Adding Suffixed Entries to KMS Clients
By adding the address of a DNS server containing the SRV RR as a suffixed entry on KMS clients, administrators can advertise KMS hosts on one DNS server and allow KMS clients with other primary DNS servers to find it. For more information about configuring a domain suffix search list on KMS clients, see How to configure a domain suffix search list on the Domain Name System clients.
Deploy KMS Clients
The information in this section is for Volume Licensing customers using the Windows Automated Installation Kit (Windows AIK) to deploy and activate a Windows operating system. Prepare KMS clients for deployment by using the System Preparation Tool (Sysprep.exe).
Before capturing an image, run Sysprep.exe with the /generalize command-line option to reset the activation timer, security identifier (SID), and other important settings. Resetting the activation timer prevents the image’s grace period from expiring before the image is deployed. Running Sysprep.exe does not remove the installed product key, and administrators are not prompted for a new key during mini-setup. If no rearms are left, the Sysprep.exe operation completes but the activation timers are not changed and an error is returned that explains the situation.
When building demo virtual machines for internal use (e.g., building virtual machines for the organization’s sales department or to set up a temporary training environment), running the Slmgr.vbs script with the /rearm command-line option extends the grace period another 30 days, which in turn resets the activation timer but makes no other changes to the computer. The activation timer can be reset three times for computers running Windows 7 or Windows Server 2008 R2.
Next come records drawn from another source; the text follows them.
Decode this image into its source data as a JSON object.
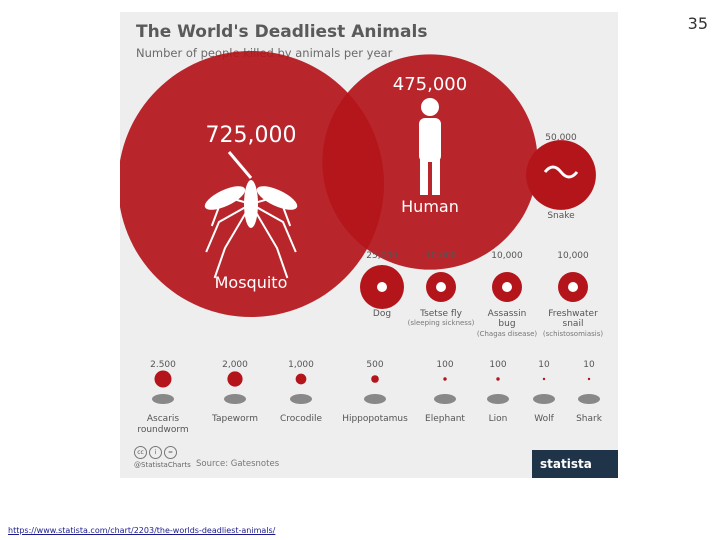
{
  "slide": {
    "number": "35",
    "link": "https://www.statista.com/chart/2203/the-worlds-deadliest-animals/"
  },
  "infographic": {
    "title": "The World's Deadliest Animals",
    "subtitle": "Number of people killed by animals per year",
    "source": "Source: Gatesnotes",
    "cc_label": "@StatistaCharts",
    "brand": "statista",
    "cc_icons": [
      "cc",
      "i",
      "="
    ]
  },
  "colors": {
    "primary": "#b3151b",
    "dark_red": "#8a0f14",
    "icon_grey": "#888888",
    "panel_bg": "#eeeeee",
    "footer_bg": "#1f3349"
  },
  "chart_data": {
    "type": "bubble",
    "title": "The World's Deadliest Animals",
    "subtitle": "Number of people killed by animals per year",
    "categories": [
      "Mosquito",
      "Human",
      "Snake",
      "Dog",
      "Tsetse fly",
      "Assassin bug",
      "Freshwater snail",
      "Ascaris roundworm",
      "Tapeworm",
      "Crocodile",
      "Hippopotamus",
      "Elephant",
      "Lion",
      "Wolf",
      "Shark"
    ],
    "values": [
      725000,
      475000,
      50000,
      25000,
      10000,
      10000,
      10000,
      2500,
      2000,
      1000,
      500,
      100,
      100,
      10,
      10
    ],
    "value_labels": [
      "725,000",
      "475,000",
      "50,000",
      "25,000",
      "10,000",
      "10,000",
      "10,000",
      "2.500",
      "2,000",
      "1,000",
      "500",
      "100",
      "100",
      "10",
      "10"
    ],
    "notes": [
      "",
      "",
      "",
      "",
      "(sleeping sickness)",
      "(Chagas disease)",
      "(schistosomiasis)",
      "",
      "",
      "",
      "",
      "",
      "",
      "",
      ""
    ],
    "icons": [
      "mosquito-icon",
      "human-icon",
      "snake-icon",
      "dog-icon",
      "fly-icon",
      "bug-icon",
      "snail-icon",
      "worm-icon",
      "tapeworm-icon",
      "crocodile-icon",
      "hippopotamus-icon",
      "elephant-icon",
      "lion-icon",
      "wolf-icon",
      "shark-icon"
    ]
  }
}
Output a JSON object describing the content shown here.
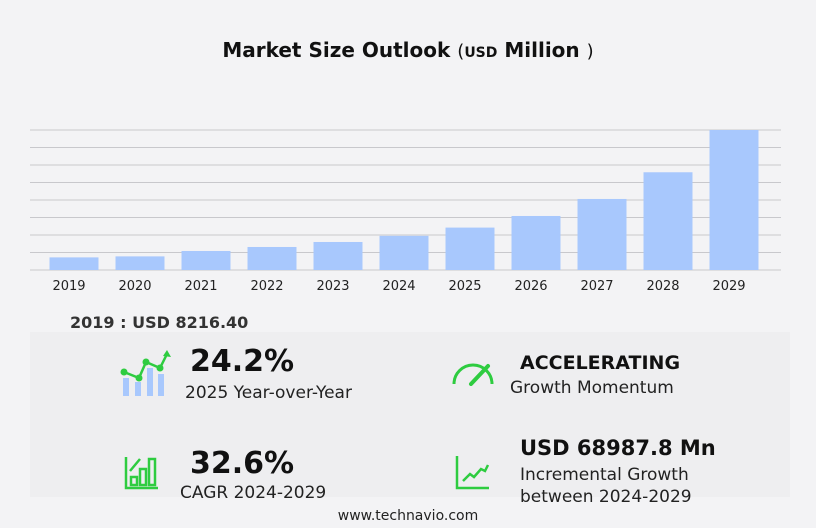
{
  "title": {
    "main": "Market Size Outlook",
    "open": "(",
    "unit": "USD",
    "unit_label": "Million",
    "close": ")"
  },
  "chart_data": {
    "type": "bar",
    "title": "Market Size Outlook (USD Million)",
    "categories": [
      "2019",
      "2020",
      "2021",
      "2022",
      "2023",
      "2024",
      "2025",
      "2026",
      "2027",
      "2028",
      "2029"
    ],
    "values": [
      8216.4,
      8870,
      12390,
      15000,
      18260,
      22254,
      27640,
      35200,
      46300,
      63700,
      91242
    ],
    "ylim": [
      0,
      91242
    ],
    "grid": true,
    "bar_color": "#a8c8fd"
  },
  "base_label": "2019 : USD  8216.40",
  "stats": {
    "yoy": {
      "value": "24.2%",
      "label": "2025 Year-over-Year"
    },
    "momentum": {
      "value": "ACCELERATING",
      "label": "Growth Momentum"
    },
    "cagr": {
      "value": "32.6%",
      "label": "CAGR 2024-2029"
    },
    "incremental": {
      "value": "USD 68987.8 Mn",
      "label1": "Incremental Growth",
      "label2": "between 2024-2029"
    }
  },
  "footer": "www.technavio.com",
  "colors": {
    "accent": "#2ecc40",
    "bar": "#a8c8fd"
  }
}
Manually Activate a KMS Client
By default, KMS clients automatically attempt to activate themselves at preset intervals. To manually activate KMS clients (for example, disconnected clients) before distributing them to users, use the Control Panel System item, or run slmgr.vbs /ato at an elevated command prompt. The Slmgr.vbs script reports activation success or failure and provides a result code. To perform activation, the KMS client must have access to a KMS host on the organization’s network.